The Preacher’s Flight
The more I struggled to free myself from a conclusion on this matter, the deeper into conviction I sank. I recalled, much against my inclination, a bad half-hour several years ago at the headquarters of one of the great religious bodies of America. The occasion was the meeting of the National Social Service Commission of that denomination. I had just finished reading a report, which expressed the idea that we might look forward to the day when country parishes would be put up in packages containing people enough supporting one church, so that churches in the country would be as powerful, ministers in the country would be as influential, as city churches, on the one hand, and city ministers on the other. A captain of city industry was a member of the commission. During my paper, hands in pockets, he paced the floor up and down—somewhat to my discomfiture as I recall. When I concluded reading, he broke out with:
“Bosh! All bosh! The country church will always be of little account. It gets culls for ministers—it always has; it always will. Just as I left the farm for the city to improve my lot, so every country minister who can will leave the country parish for the city parish to improve his lot.”
That I suffered a shock as if by lightning may easily be imagined. The steel-blue tone of this man did something to my heart; did something to my faith in human nature hard to define. This captain of industry—and I suspect that this is what did the damage—never seemed to question the legitimacy of the preacher’s flight. Representing, as he did, the leading laymen of his denomination, quietly accepting the exodus of country preachers as perfectly normal—because running true to the economics of good business instinct—he appalled me with his cynicism. And it took me many a month, I confess, to get back my belief in humankind. But it came back, and came back strong in the following manner:
Around the Glover’s Cot
By accident, one summer, I made a find; in one of the 30,000 pastorless parishes, a man lying prone on a cot; the cot standing on a stone-boat; the stone-boat lying close to a deep pool in the bend of a little river, in the shade of a great elm-tree; the man all alone, flat on his back, silently whipping the trout-pool with his fly. I came to believe in this helpless fisherman, and again all things good and beautiful seemed possible. I got the story from his sister, but can give only hints of it here.
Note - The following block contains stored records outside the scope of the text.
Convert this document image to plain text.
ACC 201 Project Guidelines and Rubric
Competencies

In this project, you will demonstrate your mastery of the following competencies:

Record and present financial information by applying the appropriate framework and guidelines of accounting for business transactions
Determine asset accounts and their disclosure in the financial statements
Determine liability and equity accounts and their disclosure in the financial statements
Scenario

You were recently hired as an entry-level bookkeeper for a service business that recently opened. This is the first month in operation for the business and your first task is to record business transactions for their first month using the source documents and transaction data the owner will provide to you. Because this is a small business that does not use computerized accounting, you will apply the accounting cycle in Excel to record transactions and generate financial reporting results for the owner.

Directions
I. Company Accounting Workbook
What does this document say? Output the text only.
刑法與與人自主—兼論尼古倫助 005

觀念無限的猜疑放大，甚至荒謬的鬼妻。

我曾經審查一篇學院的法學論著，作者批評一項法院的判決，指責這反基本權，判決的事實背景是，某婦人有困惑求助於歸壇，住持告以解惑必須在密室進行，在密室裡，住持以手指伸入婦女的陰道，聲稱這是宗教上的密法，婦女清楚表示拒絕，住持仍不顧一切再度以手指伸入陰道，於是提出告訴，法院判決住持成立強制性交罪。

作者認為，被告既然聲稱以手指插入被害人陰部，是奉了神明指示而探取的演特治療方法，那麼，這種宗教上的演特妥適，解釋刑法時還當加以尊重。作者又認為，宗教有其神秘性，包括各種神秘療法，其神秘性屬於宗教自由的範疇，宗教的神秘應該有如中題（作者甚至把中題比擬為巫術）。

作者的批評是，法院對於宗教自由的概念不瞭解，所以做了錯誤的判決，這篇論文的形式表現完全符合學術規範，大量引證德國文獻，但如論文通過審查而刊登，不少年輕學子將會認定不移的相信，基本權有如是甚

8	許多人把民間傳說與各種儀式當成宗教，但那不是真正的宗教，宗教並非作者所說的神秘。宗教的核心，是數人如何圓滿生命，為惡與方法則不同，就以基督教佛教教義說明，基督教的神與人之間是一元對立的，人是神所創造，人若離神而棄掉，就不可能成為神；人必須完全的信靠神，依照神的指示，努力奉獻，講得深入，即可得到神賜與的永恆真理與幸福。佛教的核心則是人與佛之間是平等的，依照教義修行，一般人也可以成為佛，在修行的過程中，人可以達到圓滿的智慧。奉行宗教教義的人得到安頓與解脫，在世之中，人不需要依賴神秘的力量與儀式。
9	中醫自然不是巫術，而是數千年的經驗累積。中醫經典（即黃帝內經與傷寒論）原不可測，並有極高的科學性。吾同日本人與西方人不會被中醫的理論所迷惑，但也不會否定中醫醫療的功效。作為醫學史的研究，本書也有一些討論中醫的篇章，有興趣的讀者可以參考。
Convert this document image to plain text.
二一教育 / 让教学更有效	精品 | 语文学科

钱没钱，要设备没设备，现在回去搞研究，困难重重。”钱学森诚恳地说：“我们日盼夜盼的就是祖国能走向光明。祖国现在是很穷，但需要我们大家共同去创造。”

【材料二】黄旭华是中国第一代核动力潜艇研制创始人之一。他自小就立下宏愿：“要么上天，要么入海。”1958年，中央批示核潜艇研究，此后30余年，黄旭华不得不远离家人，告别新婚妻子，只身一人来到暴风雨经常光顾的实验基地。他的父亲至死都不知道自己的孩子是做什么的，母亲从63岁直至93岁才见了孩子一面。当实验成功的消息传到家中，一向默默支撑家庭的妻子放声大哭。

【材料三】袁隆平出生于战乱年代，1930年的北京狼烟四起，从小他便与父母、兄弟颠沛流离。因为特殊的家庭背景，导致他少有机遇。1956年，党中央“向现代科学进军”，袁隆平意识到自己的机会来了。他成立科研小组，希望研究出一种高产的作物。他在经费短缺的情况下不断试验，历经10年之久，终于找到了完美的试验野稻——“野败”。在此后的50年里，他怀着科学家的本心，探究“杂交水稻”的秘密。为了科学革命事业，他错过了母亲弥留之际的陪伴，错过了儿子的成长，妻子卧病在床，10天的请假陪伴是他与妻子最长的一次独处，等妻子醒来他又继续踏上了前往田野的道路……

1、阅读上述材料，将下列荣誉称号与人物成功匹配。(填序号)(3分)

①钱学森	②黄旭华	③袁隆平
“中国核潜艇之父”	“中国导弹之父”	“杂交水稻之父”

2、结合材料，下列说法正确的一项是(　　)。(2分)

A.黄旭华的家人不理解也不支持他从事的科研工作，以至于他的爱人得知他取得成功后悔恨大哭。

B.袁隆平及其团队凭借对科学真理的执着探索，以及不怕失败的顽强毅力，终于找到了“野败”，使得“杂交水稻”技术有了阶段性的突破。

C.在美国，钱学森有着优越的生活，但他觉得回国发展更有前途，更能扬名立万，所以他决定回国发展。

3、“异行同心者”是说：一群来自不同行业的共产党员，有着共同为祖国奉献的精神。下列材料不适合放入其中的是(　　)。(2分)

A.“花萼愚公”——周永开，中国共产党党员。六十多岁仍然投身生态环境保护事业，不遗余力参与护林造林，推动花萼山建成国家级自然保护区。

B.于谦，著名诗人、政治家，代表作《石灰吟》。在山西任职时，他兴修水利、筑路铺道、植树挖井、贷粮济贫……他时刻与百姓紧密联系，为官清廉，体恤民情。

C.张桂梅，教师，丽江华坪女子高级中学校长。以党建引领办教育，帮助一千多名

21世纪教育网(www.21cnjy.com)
As a boy on the farm he had made up his mind to get an education. At sixteen he was looking forward impatiently to beginning his courses of study, when one day in the woods a tree which the men folks were cutting down fell on him and broke his back. He never walked again, nor, in fact, ever again sat up. Doomed to lie on his back, all his hopes blighted, he asked for something to do with his hands. They gave him needle and thread, shears and a piece of buckskin. He made a pair of clumsy buckskin gloves. He made a less clumsy pair. He made pair after pair, better and still better. Then dozens of pairs, until his skill built up a small business. But his ambition mounted with success, and he asked whether he couldn’t study something.
“Can’t I study law?” he pleaded.
They got him law-books. He read law, he made buckskin gloves; he made gloves, he read law. He was admitted to the bar. He became justice-of-the-peace in his backwoods settlement. Men got to coming for miles to the glover’s cot to tell their troubles and look into his deep eyes, hear his counsel, and feel his glad hand. He was a real peacemaker under the guise of a lawyer. His ethics backed up to and rested upon the Sermon on the Mount. He bought land, hired it tilled, built himself a better house, and settled into the character of a country squire. He was of the little church flock, and the rest of the flock came to set great store by his good sense, his wholesome cheer, indomitable activity, and, withal, his straight reliance on God. In fact, the helpless glover’s dwelling was the meeting-place for the flock about as often as the church building; for everybody said, “We get new strength to keep a-going when we meet around the cot.”